Again, the underlying problem is the asymmetry involved. The government keeps hiding more and more stuff — the top officials behind its trust-building CVE program, even! — behind a veil of secrecy. That amid increasingly absurd claims of secrecy — and increasingly persistent evidence the secrecy often serves to hide law-breaking or incompetence, as it did with the Merlin caper — more secrets get out should be no great celebration. It’s the structure of it all — the paranoia, the arbitrariness, and the incompetence behind it all — that really sours any claim to democratic governance.

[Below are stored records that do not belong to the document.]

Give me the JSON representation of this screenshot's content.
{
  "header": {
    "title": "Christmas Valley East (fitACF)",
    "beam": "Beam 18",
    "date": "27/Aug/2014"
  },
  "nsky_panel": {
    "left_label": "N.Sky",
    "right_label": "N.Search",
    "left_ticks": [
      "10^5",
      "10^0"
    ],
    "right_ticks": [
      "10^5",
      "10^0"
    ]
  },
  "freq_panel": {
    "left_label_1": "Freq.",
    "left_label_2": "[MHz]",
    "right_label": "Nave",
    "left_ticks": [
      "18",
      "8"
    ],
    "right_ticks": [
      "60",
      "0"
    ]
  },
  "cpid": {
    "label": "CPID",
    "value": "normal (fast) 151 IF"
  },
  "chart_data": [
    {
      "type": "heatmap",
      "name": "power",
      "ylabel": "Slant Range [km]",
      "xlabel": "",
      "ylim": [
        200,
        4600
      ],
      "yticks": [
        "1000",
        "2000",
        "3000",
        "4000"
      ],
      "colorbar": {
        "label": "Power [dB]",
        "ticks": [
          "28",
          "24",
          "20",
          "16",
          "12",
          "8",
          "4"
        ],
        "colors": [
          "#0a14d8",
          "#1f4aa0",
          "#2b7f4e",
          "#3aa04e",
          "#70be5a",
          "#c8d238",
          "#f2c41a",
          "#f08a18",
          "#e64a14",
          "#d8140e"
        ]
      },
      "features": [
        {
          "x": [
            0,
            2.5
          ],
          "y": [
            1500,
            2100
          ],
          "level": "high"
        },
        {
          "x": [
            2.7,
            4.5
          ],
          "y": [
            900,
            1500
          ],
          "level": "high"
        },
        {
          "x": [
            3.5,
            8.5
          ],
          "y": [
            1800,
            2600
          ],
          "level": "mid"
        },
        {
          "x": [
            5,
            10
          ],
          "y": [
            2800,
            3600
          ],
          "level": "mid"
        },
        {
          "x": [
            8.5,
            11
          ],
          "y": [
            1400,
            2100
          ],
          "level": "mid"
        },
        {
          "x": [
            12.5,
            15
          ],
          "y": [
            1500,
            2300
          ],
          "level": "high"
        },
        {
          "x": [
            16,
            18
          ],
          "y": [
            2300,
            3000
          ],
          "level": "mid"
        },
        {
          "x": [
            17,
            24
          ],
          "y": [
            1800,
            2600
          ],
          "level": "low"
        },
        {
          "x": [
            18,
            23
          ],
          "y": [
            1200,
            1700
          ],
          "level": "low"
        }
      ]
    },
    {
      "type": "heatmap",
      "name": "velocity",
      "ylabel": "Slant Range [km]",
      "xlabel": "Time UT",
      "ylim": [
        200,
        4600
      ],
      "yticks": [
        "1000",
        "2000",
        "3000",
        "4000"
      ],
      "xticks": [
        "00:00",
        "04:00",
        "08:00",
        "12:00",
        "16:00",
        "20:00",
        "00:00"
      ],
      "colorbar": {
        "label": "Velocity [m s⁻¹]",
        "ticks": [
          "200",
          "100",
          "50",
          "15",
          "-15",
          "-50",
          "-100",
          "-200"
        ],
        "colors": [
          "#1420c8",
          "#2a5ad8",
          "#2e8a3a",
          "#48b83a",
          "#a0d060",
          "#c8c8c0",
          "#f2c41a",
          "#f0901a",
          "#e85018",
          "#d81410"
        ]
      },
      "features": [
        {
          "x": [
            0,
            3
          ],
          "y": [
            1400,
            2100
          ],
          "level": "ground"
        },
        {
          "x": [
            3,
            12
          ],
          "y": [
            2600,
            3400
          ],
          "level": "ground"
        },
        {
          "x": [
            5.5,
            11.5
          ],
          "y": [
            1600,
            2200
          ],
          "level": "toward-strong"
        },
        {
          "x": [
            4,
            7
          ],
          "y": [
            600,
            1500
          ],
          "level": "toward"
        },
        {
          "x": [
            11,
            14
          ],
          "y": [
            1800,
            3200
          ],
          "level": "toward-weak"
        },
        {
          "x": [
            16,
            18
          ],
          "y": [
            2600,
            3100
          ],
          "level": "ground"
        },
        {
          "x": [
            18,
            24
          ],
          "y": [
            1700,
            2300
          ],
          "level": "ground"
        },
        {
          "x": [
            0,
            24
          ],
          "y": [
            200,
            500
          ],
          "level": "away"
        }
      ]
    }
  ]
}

Goldsmith may take solace we’re getting more secrets out, but until we reverse the slide into arbitrariness it heralds, I’m not so sanguine.
During the hearing just after the defense closed in the Sterling trial, there was a fascinating discussion, largely about how DOJ planned to blow up the “cause” language in the Espionage Act to further criminalize just talking to journalists, to criminalize publishing a book and deigning to distribute it in EDVA. The conversation kept coming back to how DOJ had gone from treating Risen as a criminal weeks earlier to treating him as an innocent naif who channeled Sterling’s spying to the unwitting citizens of EDVA. Judge Leonie Brinkema at one point said, “If Risen were not protected by the newsman’s privilege, I suspect he would have been named as a co-conspirator.” “There is no newsman’s privilege,” defense attorney Edward MacMahon pointed out, laughing at the absurdity of claiming there was after the 3 year battle over just that topic. But the exchange hung there, pregnantly, because ultimately branding Risen a criminal — or, barring that, branding having even unclassified conversations with Risen as criminal — was a big part of the point of this trial.
What this prosecution did — what, I believe, it was designed to do — was two-fold. First, burn Risen, burn Risen over 12 long years of investigation during which the counterpart investigation even reportedly seized his phone records. But also, to herald a new interpretation of the Espionage Act that will criminalize even having phone calls with a journalist who has reported on completely unclassified stories involving you in the past.
Update: Year on Risen’s credit card records corrected per Rich.